Mouvement en lambeaux
Le camp séparatiste peine à admettre ses faiblesses, d’autant que pendant une décennie, il a largement dominé le spectre politique et social. En 2012, suite à une Diada marquée par une marche monstre, le président catalan Artur Mas affirme que la Catalogne, victime d’une «spoliation fiscale», va inéluctablement se séparer de l’Espagne. Au fil des ans, le sentiment indépendantiste s’impose un peu partout, et devient si puissant que les forces séparatistes défient l’Etat espagnol à l’automne 2017, tout d’abord en désobéissant aux lois nationales, puis en organisant un référendum rejeté par Madrid, enfin en se fendant d’une symbolique déclaration d’indépendance. Pour éviter d’aller en prison pour «sédition», le président catalan d’alors, Carles Puigdemont, se réfugie en Belgique. Il s’y trouve toujours.

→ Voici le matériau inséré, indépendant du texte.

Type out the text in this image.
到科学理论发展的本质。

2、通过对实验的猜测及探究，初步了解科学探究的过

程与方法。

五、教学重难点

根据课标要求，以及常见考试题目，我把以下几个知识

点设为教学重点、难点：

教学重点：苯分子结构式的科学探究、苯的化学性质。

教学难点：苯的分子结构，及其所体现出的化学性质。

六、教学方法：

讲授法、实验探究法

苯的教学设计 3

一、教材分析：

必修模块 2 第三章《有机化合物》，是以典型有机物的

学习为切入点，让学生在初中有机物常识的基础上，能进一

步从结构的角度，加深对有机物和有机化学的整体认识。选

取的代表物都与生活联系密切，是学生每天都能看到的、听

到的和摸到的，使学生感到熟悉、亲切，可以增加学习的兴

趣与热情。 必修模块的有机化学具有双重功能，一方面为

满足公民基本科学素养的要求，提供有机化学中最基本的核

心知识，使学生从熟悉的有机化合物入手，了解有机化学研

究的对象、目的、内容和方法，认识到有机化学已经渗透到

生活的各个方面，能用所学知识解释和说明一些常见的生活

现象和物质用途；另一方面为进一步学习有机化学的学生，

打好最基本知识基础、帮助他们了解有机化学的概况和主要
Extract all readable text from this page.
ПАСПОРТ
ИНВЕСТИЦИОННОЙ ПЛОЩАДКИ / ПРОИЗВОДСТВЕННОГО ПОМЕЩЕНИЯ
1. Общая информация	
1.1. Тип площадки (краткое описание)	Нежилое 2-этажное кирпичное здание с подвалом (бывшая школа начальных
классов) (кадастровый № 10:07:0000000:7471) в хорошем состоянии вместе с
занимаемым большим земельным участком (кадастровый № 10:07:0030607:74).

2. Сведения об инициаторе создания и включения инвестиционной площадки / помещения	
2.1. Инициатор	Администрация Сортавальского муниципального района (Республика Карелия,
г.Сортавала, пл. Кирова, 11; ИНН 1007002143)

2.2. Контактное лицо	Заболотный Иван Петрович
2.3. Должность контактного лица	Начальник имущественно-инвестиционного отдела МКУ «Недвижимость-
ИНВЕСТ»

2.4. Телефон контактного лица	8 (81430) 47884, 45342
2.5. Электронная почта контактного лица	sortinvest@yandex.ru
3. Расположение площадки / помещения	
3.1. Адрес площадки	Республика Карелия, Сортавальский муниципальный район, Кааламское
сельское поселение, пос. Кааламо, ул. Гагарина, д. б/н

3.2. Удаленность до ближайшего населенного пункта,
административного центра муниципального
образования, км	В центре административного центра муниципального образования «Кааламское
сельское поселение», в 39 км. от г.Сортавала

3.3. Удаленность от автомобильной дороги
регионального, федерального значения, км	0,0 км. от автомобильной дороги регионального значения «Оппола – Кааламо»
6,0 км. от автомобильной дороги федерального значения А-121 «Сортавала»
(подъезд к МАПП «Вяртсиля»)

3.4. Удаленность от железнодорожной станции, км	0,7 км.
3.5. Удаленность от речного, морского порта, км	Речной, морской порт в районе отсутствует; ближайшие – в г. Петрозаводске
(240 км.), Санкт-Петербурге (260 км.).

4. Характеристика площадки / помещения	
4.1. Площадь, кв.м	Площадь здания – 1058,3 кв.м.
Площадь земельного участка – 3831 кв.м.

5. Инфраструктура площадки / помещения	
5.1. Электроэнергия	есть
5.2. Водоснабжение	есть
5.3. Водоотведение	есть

Aujourd’hui, le mouvement est en lambeaux. Les autres leaders ont été libérés mais ne peuvent exercer de responsabilités publiques. Surtout, la rupture est consommée entre ceux qui veulent en découdre, le parti Junts de Carles Puigdemont et les anticapitalistes de la CUP, et les pragmatiques, qui souhaitent parvenir à une «solution politique» avec le pouvoir, quel que soit le temps que cela nécessitera. «Non seulement les diverses forces politiques de l’indépendantisme sont à couteaux tirés entre elles, estime l’analyste Miquel Noguer, mais il y a un divorce entre le noyau dur citoyen, autour de l’ANC, et les représentants politiques. La lutte pour l’indépendance est aussi devenue un combat contre l’establishment, avec ses accents démagogiques et populistes.»